We are going to have to one-hot encode the data, so let's do that

In [8]:
one_hot_data = avutils.util.one_hot_encode_sequences(raw_data.sequences)

## Loading a DeepLIFT model

Let's now set up a DeepLIFT model. In this tutorial, we will start with a keras model and use the deeplift autoconversion functions to create a DeepLIFT model. Note that it is not necessary to have a keras model; if you have a model trained with a different package, you can write your own conversion scripts to put it in the DeepLIFT format - information on how to do so is documented on the DeepLIFT repo https://github.com/kundajelab/deeplift#under-the-hood. For now, we will stick to the autoconversion.

We will start with loading a keras model. We're going to load a Keras graph model (version 0.3.2). When we load the model, we need to specify the weights and the configuration (the weights are stored in the .h5 format and the configuration is stored in the .yaml format)

In [12]:
import deeplift.conversion.keras_conversion as kc

keras_model_weights = "model_files/record_1_model_9vvXe_modelWeights.h5"
keras_model_yaml = "model_files/record_1_model_9vvXe_modelYaml.yaml"

keras_model = kc.load_keras_model(weights=keras_model_weights, yaml=keras_model_yaml)

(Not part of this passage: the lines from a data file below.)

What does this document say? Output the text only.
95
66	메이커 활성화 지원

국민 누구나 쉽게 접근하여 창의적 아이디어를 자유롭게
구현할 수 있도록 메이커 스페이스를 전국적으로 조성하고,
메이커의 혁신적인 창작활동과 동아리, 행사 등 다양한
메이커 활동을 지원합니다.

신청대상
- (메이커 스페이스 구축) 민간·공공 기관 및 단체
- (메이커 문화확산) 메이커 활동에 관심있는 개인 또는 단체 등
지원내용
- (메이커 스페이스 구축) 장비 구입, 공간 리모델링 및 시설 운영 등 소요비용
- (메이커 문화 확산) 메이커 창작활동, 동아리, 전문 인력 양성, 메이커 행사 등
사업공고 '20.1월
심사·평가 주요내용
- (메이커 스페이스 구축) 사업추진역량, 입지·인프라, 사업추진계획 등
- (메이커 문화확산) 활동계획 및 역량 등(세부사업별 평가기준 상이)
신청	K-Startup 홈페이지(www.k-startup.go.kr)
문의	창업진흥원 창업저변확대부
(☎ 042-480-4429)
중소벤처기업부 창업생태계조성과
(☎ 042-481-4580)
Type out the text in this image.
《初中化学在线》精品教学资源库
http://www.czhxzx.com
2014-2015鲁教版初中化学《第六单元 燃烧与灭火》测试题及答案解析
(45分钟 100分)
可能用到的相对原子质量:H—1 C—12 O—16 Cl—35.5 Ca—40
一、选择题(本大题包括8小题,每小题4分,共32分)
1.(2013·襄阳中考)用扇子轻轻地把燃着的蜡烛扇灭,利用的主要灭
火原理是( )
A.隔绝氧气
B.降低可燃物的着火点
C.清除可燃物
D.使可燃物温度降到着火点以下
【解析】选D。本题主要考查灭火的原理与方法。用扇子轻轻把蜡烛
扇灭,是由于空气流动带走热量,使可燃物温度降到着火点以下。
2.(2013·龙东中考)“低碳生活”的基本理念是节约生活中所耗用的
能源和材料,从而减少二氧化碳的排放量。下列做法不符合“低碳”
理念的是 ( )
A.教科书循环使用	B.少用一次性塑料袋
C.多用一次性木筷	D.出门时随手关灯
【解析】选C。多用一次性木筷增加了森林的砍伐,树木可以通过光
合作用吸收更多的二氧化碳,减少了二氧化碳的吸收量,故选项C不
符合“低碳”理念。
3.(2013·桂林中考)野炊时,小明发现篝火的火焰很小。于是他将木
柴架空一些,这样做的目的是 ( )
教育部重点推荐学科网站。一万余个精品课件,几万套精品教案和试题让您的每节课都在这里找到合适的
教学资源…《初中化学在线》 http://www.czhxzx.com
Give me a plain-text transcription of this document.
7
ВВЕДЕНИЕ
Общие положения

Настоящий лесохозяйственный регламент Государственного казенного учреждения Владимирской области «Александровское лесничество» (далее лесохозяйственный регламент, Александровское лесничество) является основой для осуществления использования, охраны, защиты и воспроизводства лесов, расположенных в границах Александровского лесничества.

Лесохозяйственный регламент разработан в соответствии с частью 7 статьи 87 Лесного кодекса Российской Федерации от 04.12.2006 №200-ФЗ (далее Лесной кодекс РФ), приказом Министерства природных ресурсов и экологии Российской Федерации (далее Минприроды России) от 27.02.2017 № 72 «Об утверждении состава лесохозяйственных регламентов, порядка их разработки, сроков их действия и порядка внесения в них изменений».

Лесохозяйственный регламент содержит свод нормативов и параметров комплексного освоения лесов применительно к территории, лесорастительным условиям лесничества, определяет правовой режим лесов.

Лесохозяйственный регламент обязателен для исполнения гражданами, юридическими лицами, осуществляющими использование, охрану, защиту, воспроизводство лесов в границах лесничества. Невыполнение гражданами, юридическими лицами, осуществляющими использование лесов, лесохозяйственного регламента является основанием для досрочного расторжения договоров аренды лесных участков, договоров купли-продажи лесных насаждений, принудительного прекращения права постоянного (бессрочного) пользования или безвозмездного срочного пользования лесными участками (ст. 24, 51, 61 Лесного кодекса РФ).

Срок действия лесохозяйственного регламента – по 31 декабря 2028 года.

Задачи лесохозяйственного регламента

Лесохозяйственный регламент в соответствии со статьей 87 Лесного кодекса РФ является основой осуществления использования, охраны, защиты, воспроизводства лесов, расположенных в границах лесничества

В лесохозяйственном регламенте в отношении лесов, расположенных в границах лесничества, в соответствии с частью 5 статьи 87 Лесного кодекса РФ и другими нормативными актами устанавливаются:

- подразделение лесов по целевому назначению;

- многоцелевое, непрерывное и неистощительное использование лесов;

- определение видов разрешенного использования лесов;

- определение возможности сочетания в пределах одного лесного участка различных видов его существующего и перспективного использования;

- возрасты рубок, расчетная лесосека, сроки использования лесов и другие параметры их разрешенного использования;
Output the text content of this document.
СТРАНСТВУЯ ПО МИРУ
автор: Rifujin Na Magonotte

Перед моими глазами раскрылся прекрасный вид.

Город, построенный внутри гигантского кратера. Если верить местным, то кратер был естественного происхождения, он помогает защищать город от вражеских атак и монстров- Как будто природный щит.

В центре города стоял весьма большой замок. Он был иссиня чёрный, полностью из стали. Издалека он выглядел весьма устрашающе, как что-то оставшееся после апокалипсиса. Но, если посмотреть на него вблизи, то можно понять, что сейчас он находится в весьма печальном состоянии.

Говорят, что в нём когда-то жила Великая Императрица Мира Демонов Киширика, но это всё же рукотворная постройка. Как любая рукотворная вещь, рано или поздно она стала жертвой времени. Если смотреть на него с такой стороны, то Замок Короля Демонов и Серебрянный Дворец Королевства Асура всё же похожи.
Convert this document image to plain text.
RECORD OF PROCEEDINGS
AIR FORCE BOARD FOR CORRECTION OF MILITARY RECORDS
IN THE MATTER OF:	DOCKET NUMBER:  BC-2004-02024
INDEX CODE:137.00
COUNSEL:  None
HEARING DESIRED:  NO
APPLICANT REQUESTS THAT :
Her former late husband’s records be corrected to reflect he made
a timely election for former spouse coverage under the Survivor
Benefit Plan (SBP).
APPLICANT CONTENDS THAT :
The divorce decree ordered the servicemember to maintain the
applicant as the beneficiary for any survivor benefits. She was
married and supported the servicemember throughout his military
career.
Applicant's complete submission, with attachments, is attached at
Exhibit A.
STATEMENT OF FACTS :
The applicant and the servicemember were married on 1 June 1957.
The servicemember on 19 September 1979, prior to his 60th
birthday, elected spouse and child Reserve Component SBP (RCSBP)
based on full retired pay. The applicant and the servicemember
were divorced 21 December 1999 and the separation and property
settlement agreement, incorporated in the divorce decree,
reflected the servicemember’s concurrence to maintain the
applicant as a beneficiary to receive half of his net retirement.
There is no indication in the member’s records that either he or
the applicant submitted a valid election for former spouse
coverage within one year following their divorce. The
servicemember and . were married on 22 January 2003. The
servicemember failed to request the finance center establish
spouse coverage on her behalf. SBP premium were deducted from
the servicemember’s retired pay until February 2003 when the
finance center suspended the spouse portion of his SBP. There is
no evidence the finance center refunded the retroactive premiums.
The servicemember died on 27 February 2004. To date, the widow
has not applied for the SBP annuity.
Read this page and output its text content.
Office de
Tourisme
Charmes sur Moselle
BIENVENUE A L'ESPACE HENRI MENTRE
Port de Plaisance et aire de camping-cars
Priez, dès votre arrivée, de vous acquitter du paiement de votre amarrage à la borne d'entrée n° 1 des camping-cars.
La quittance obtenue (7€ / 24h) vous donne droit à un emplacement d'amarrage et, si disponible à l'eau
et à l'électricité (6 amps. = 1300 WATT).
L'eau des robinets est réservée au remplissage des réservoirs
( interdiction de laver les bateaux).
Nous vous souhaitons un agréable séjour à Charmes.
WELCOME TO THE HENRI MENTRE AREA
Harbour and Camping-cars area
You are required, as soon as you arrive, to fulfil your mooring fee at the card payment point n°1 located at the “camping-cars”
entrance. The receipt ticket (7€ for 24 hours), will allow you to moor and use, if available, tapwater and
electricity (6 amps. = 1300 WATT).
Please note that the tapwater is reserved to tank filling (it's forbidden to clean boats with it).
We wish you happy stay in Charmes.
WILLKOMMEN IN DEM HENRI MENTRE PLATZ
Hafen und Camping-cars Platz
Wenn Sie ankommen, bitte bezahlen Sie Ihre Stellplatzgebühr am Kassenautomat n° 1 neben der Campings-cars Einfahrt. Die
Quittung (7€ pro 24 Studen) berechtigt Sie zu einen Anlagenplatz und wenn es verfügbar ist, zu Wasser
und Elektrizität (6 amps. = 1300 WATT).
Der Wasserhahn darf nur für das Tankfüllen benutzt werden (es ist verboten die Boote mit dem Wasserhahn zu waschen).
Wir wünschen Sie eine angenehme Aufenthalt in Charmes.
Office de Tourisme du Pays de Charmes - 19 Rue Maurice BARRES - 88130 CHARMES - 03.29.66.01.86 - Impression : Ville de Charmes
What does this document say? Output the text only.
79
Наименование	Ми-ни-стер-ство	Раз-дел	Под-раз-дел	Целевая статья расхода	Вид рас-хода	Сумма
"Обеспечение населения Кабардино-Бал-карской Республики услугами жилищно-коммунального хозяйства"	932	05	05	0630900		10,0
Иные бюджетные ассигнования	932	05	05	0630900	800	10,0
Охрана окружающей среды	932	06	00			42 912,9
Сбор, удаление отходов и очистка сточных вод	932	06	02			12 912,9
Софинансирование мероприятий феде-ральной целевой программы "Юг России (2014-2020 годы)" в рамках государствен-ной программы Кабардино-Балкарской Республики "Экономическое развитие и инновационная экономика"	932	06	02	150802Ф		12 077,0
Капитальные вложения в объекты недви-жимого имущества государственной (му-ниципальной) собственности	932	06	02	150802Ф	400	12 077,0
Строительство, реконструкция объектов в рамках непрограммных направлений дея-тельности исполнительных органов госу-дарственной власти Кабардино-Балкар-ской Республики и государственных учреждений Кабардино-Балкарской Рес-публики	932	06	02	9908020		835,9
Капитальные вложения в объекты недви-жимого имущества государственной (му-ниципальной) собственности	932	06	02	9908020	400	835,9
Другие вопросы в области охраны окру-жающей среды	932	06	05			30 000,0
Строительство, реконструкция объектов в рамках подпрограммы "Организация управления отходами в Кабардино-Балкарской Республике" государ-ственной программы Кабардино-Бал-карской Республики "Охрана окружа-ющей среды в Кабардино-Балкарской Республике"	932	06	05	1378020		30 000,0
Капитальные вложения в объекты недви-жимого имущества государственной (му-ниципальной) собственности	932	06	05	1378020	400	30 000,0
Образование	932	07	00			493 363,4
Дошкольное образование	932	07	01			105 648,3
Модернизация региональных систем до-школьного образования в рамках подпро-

We will now convert the Keras model to the DeepLIFT format using the provided autoconverion functions. When we convert the model, we need to specify a reference to use

In [None]:
deeplift_model = kc.convert_graph_model(model=keras_model,
                    nonlinear_mxts_mode=nonlinear_mxts_mode,
                    dense_mxts_mode=dense_mxts_mode,
                    reference=reference)